A while back Poppy and I had this idea that we would host a ‘food experience’ for munchkins.
Foods that dip was the central theme and we made a mess, a good mess, as is required in the creation of any masterpiece. Their dips and veggie creations were inventive, artful and delicious. They dipped strawberries in chocolate and even saved a few to take home; they made and loved both a thousand island-type dip and a peanut buttery dip based on an Indonesian peanut sauce; they decorated their plates with inspired versions of veggie people; we had a picture story about a strawberry which involved a tiny mouse and a bear, both enamored with the same strawberry (The Little Mouse, the Red Ripe Strawberry and the Big Hungry Bear); we mixed extra peanut sauce with pasta for take-home lunches; and finally there was drumming and a dance around the backyard.

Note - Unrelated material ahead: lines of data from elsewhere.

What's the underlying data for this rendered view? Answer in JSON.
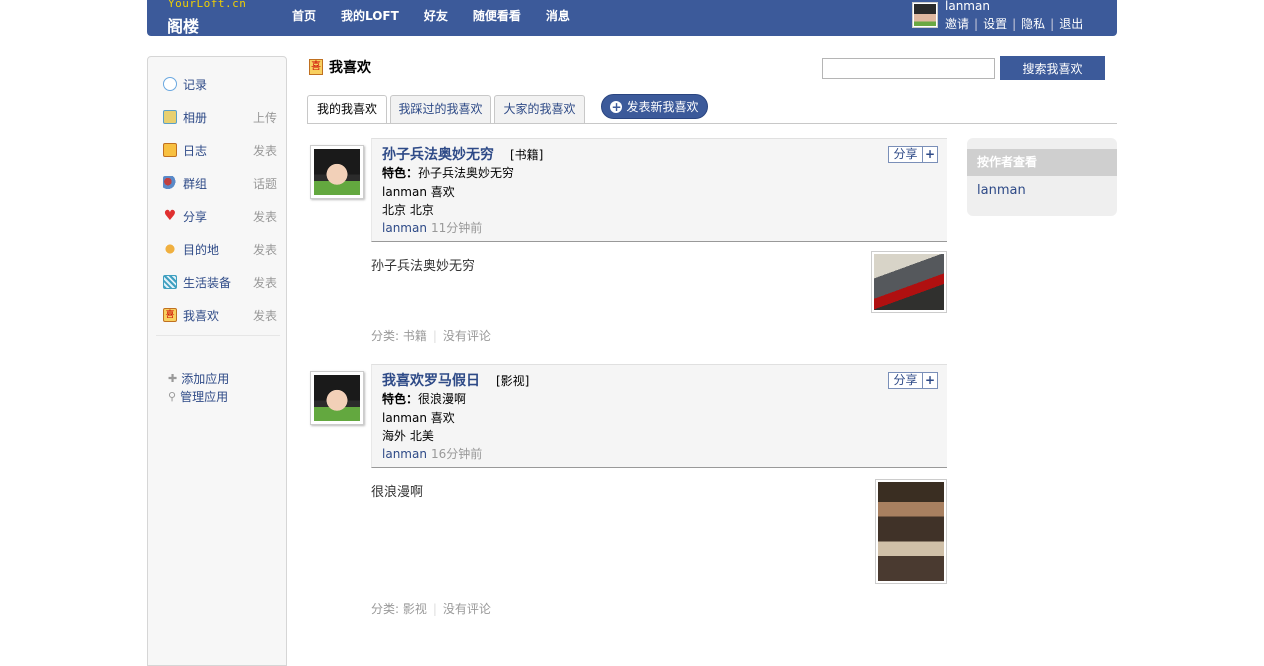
{
  "brand": {
    "small": "YourLoft.cn",
    "name": "阁楼"
  },
  "nav": [
    "首页",
    "我的LOFT",
    "好友",
    "随便看看",
    "消息"
  ],
  "user": {
    "name": "lanman",
    "links": [
      "邀请",
      "设置",
      "隐私",
      "退出"
    ]
  },
  "sidebar": {
    "items": [
      {
        "label": "记录",
        "action": "",
        "icon": "speech-bubble-icon",
        "color": "#6aa8e0"
      },
      {
        "label": "相册",
        "action": "上传",
        "icon": "photo-icon",
        "color": "#5aa0c8"
      },
      {
        "label": "日志",
        "action": "发表",
        "icon": "lock-icon",
        "color": "#f0a020"
      },
      {
        "label": "群组",
        "action": "话题",
        "icon": "group-icon",
        "color": "#c04040"
      },
      {
        "label": "分享",
        "action": "发表",
        "icon": "heart-icon",
        "color": "#e03030"
      },
      {
        "label": "目的地",
        "action": "发表",
        "icon": "hand-icon",
        "color": "#f0b040"
      },
      {
        "label": "生活装备",
        "action": "发表",
        "icon": "grid-icon",
        "color": "#40a0c0"
      },
      {
        "label": "我喜欢",
        "action": "发表",
        "icon": "like-icon",
        "color": "#f0a020"
      }
    ],
    "apps": [
      {
        "label": "添加应用",
        "icon": "plus-icon"
      },
      {
        "label": "管理应用",
        "icon": "wrench-icon"
      }
    ]
  },
  "page": {
    "title": "我喜欢",
    "title_icon_text": "喜"
  },
  "search": {
    "value": "",
    "button": "搜索我喜欢"
  },
  "tabs": [
    "我的我喜欢",
    "我踩过的我喜欢",
    "大家的我喜欢"
  ],
  "new_button": "发表新我喜欢",
  "posts": [
    {
      "title": "孙子兵法奥妙无穷",
      "category_tag": "[书籍]",
      "feature_label": "特色：",
      "feature": "孙子兵法奥妙无穷",
      "liker": "lanman 喜欢",
      "location": "北京  北京",
      "author": "lanman",
      "time": "11分钟前",
      "body": "孙子兵法奥妙无穷",
      "share": "分享",
      "footer_category": "分类: 书籍",
      "footer_comments": "没有评论"
    },
    {
      "title": "我喜欢罗马假日",
      "category_tag": "[影视]",
      "feature_label": "特色：",
      "feature": "很浪漫啊",
      "liker": "lanman 喜欢",
      "location": "海外  北美",
      "author": "lanman",
      "time": "16分钟前",
      "body": "很浪漫啊",
      "share": "分享",
      "footer_category": "分类: 影视",
      "footer_comments": "没有评论"
    }
  ],
  "right": {
    "heading": "按作者查看",
    "author": "lanman"
  }
}
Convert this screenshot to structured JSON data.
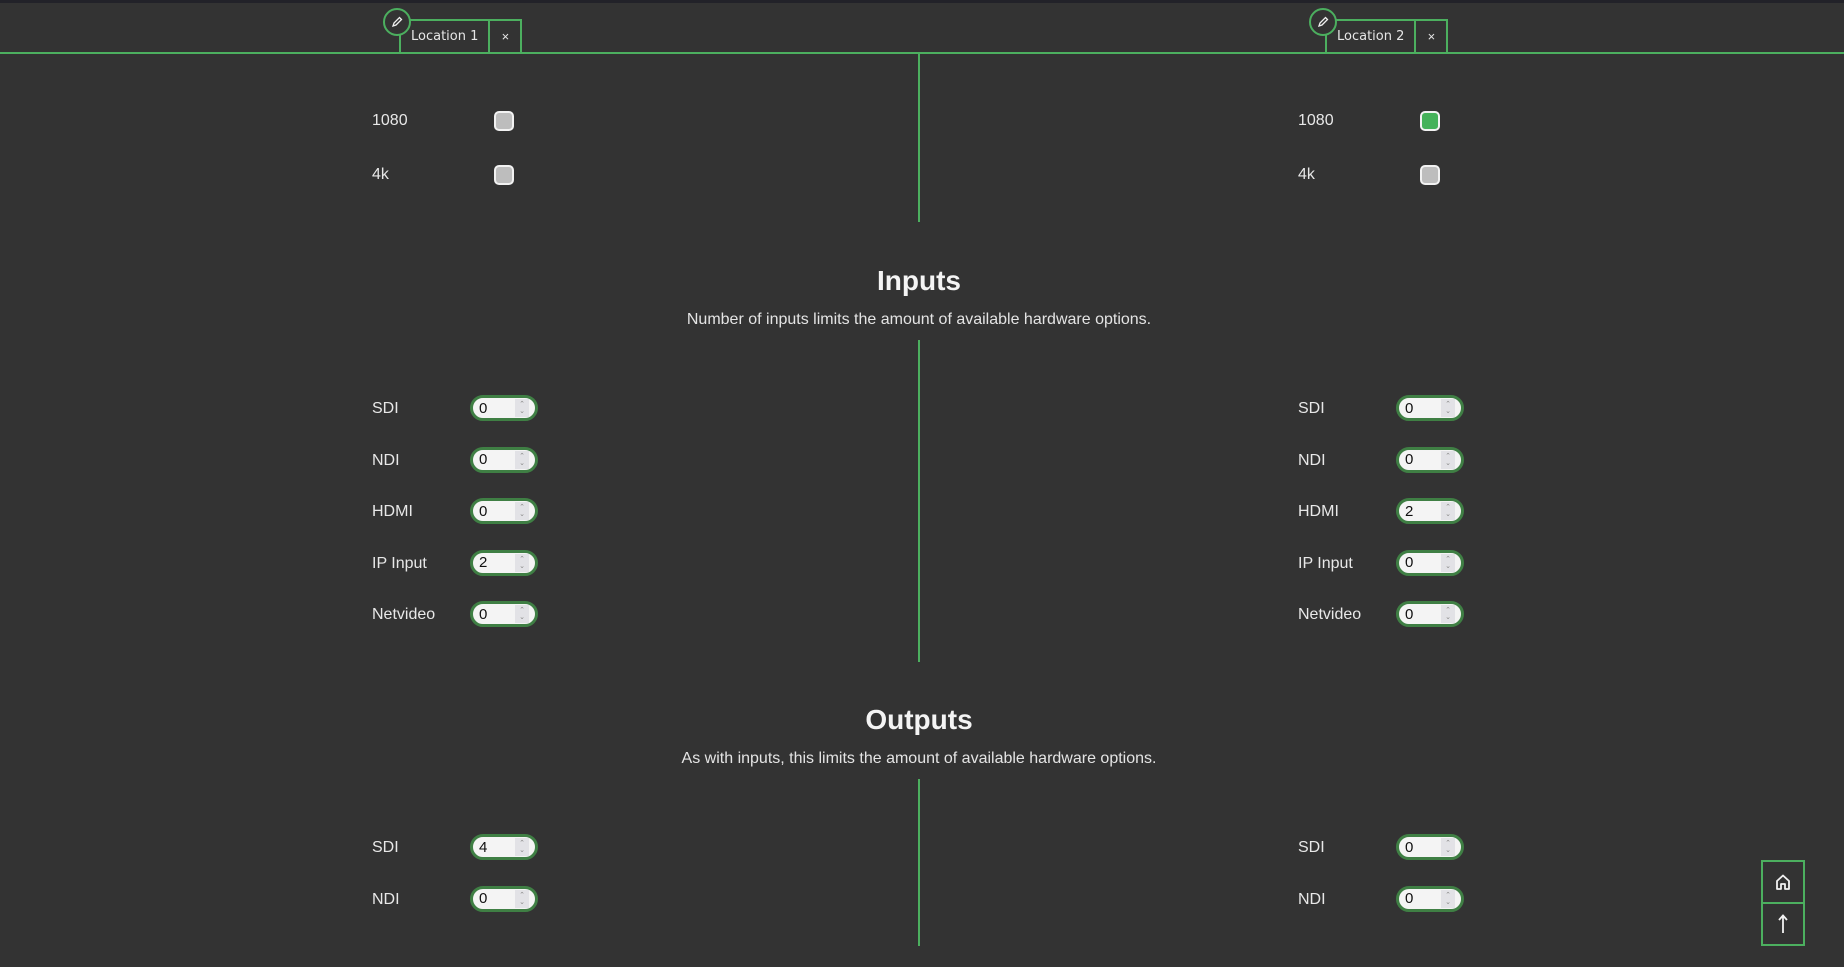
{
  "colors": {
    "accent": "#4caf5f",
    "background": "#333333",
    "checkbox_on": "#45b25a",
    "checkbox_off": "#bdbdbd"
  },
  "tabs": [
    {
      "label": "Location 1",
      "close": "×",
      "edit_icon": "pencil-icon"
    },
    {
      "label": "Location 2",
      "close": "×",
      "edit_icon": "pencil-icon"
    }
  ],
  "resolutions": {
    "location1": [
      {
        "label": "1080",
        "checked": false
      },
      {
        "label": "4k",
        "checked": false
      }
    ],
    "location2": [
      {
        "label": "1080",
        "checked": true
      },
      {
        "label": "4k",
        "checked": false
      }
    ]
  },
  "inputs": {
    "title": "Inputs",
    "subtitle": "Number of inputs limits the amount of available hardware options.",
    "location1": [
      {
        "label": "SDI",
        "value": "0"
      },
      {
        "label": "NDI",
        "value": "0"
      },
      {
        "label": "HDMI",
        "value": "0"
      },
      {
        "label": "IP Input",
        "value": "2"
      },
      {
        "label": "Netvideo",
        "value": "0"
      }
    ],
    "location2": [
      {
        "label": "SDI",
        "value": "0"
      },
      {
        "label": "NDI",
        "value": "0"
      },
      {
        "label": "HDMI",
        "value": "2"
      },
      {
        "label": "IP Input",
        "value": "0"
      },
      {
        "label": "Netvideo",
        "value": "0"
      }
    ]
  },
  "outputs": {
    "title": "Outputs",
    "subtitle": "As with inputs, this limits the amount of available hardware options.",
    "location1": [
      {
        "label": "SDI",
        "value": "4"
      },
      {
        "label": "NDI",
        "value": "0"
      }
    ],
    "location2": [
      {
        "label": "SDI",
        "value": "0"
      },
      {
        "label": "NDI",
        "value": "0"
      }
    ]
  },
  "fab": {
    "home_icon": "home-icon",
    "up_icon": "arrow-up-icon"
  }
}
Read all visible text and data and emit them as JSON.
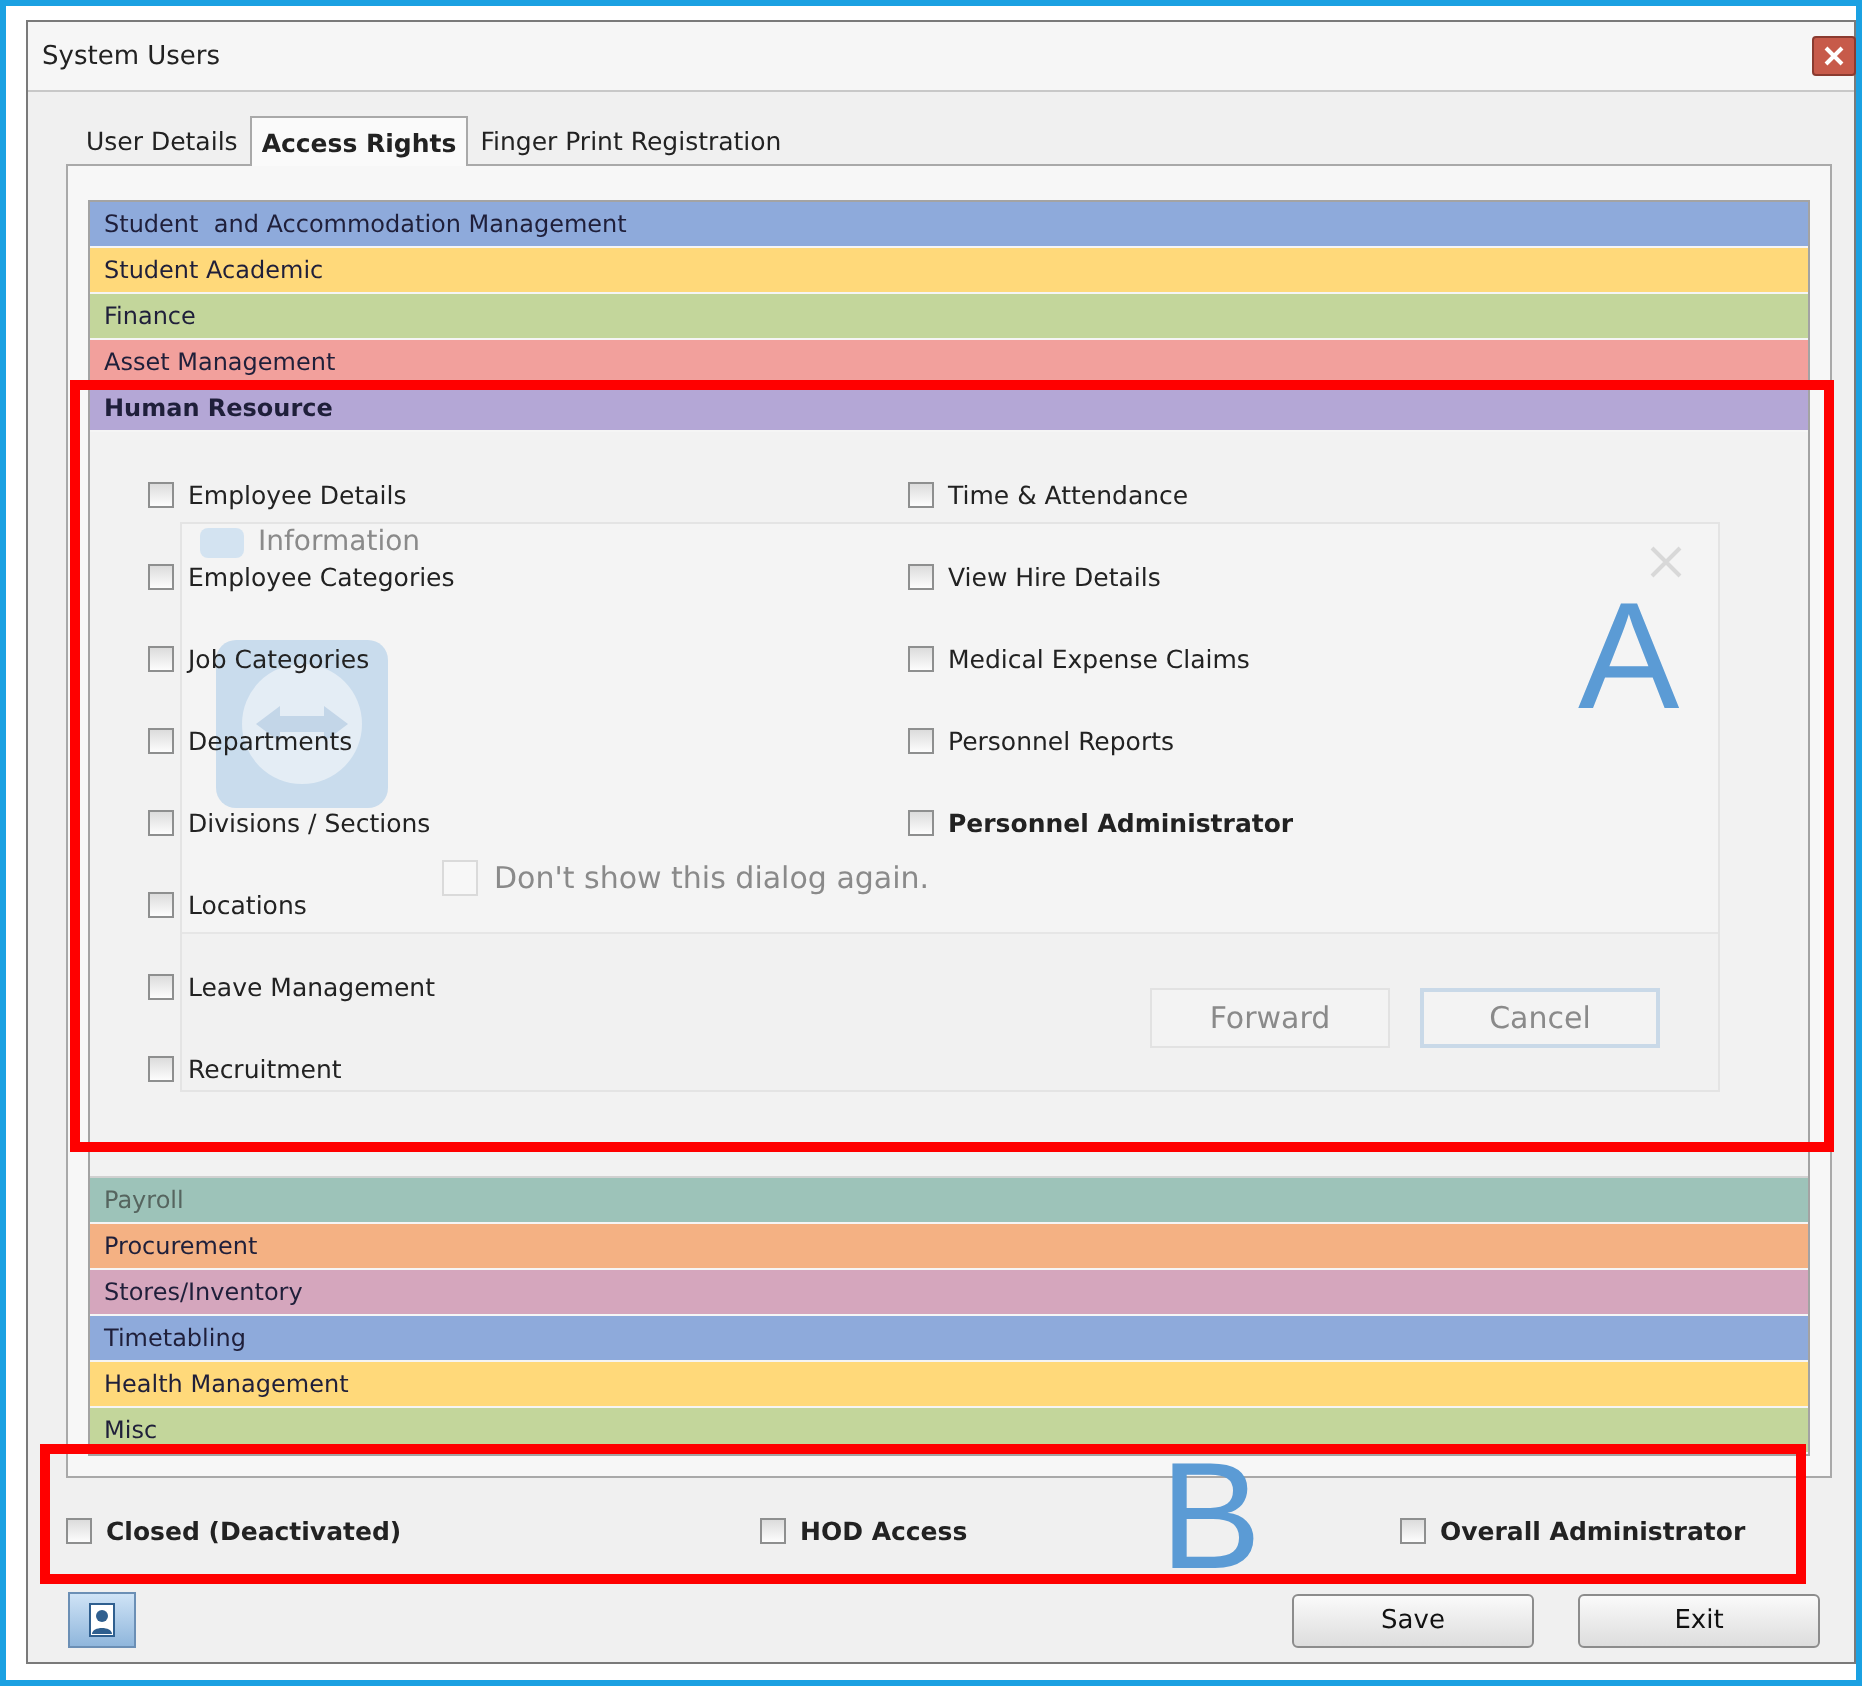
{
  "window": {
    "title": "System Users"
  },
  "tabs": [
    {
      "label": "User Details",
      "selected": false
    },
    {
      "label": "Access Rights",
      "selected": true
    },
    {
      "label": "Finger Print Registration",
      "selected": false
    }
  ],
  "sections": [
    {
      "title": "Student  and Accommodation Management",
      "color": "#8eaadb",
      "expanded": false,
      "disabled": false
    },
    {
      "title": "Student Academic",
      "color": "#ffd97a",
      "expanded": false,
      "disabled": false
    },
    {
      "title": "Finance",
      "color": "#c3d69b",
      "expanded": false,
      "disabled": false
    },
    {
      "title": "Asset Management",
      "color": "#f2a09c",
      "expanded": false,
      "disabled": false
    },
    {
      "title": "Human Resource",
      "color": "#b4a7d6",
      "expanded": true,
      "disabled": false,
      "columns": [
        [
          {
            "label": "Employee Details",
            "kind": "right",
            "checked": false
          },
          {
            "label": "Employee Categories",
            "kind": "right",
            "checked": false
          },
          {
            "label": "Job Categories",
            "kind": "right",
            "checked": false
          },
          {
            "label": "Departments",
            "kind": "right",
            "checked": false
          },
          {
            "label": "Divisions / Sections",
            "kind": "right",
            "checked": false
          },
          {
            "label": "Locations",
            "kind": "right",
            "checked": false
          },
          {
            "label": "Leave Management",
            "kind": "right",
            "checked": false
          },
          {
            "label": "Recruitment",
            "kind": "right",
            "checked": false
          }
        ],
        [
          {
            "label": "Time & Attendance",
            "kind": "right",
            "checked": false
          },
          {
            "label": "View Hire Details",
            "kind": "right",
            "checked": false
          },
          {
            "label": "Medical Expense Claims",
            "kind": "right",
            "checked": false
          },
          {
            "label": "Personnel Reports",
            "kind": "right",
            "checked": false
          },
          {
            "label": "Personnel Administrator",
            "kind": "admin",
            "checked": false
          }
        ]
      ]
    },
    {
      "title": "Payroll",
      "color": "#9dc3b9",
      "expanded": false,
      "disabled": true
    },
    {
      "title": "Procurement",
      "color": "#f4b183",
      "expanded": false,
      "disabled": false
    },
    {
      "title": "Stores/Inventory",
      "color": "#d5a6bd",
      "expanded": false,
      "disabled": false
    },
    {
      "title": "Timetabling",
      "color": "#8eaadb",
      "expanded": false,
      "disabled": false
    },
    {
      "title": "Health Management",
      "color": "#ffd97a",
      "expanded": false,
      "disabled": false
    },
    {
      "title": "Misc",
      "color": "#c3d69b",
      "expanded": false,
      "disabled": false
    }
  ],
  "faded_dialog": {
    "title": "Information",
    "checkbox": {
      "label": "Don't show this dialog again.",
      "checked": false
    },
    "buttons": [
      {
        "label": "Forward"
      },
      {
        "label": "Cancel"
      }
    ]
  },
  "options": [
    {
      "label": "Closed (Deactivated)",
      "checked": false
    },
    {
      "label": "HOD Access",
      "checked": false
    },
    {
      "label": "Overall Administrator",
      "checked": false
    }
  ],
  "buttons": [
    {
      "label": "Save"
    },
    {
      "label": "Exit"
    }
  ],
  "annotations": [
    {
      "label": "A"
    },
    {
      "label": "B"
    }
  ]
}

At first the carrots, snow peas, radishes, tomatoes, purple lettuce were merely vessels for transporting dip to mouth, dip to mouth as if the veggie were a spoon and not an edible thing. Eventually, vegetables were actually eaten.
We had fun, they had fun, their moms had a break. We might have to do it all again some time.
And the thing is, while we adults attempt to diminish our carbon footprints, we might include children some of the time. A diet from close to home consisting of whole foods is the point, and kids are interested in such things, from the seed to the food on the plate. Whole Food has been described by Michael Pollen as food that our grandmother’s and great grandmothers would recognize, which these days would exclude almost everything on the grocery store shelves.
This would be a good time to skim The Many Wonders of Plants, an article by Joan Dye Gussow which includes an interesting bit about kids and supermarkets. Definitely worth checking out.
We were grateful for Krista’s help, Poppy’s daughter. Photos are a combination of Poppy’s and mine. It was a sunshiny morning, casting bright light and shadow everywhere.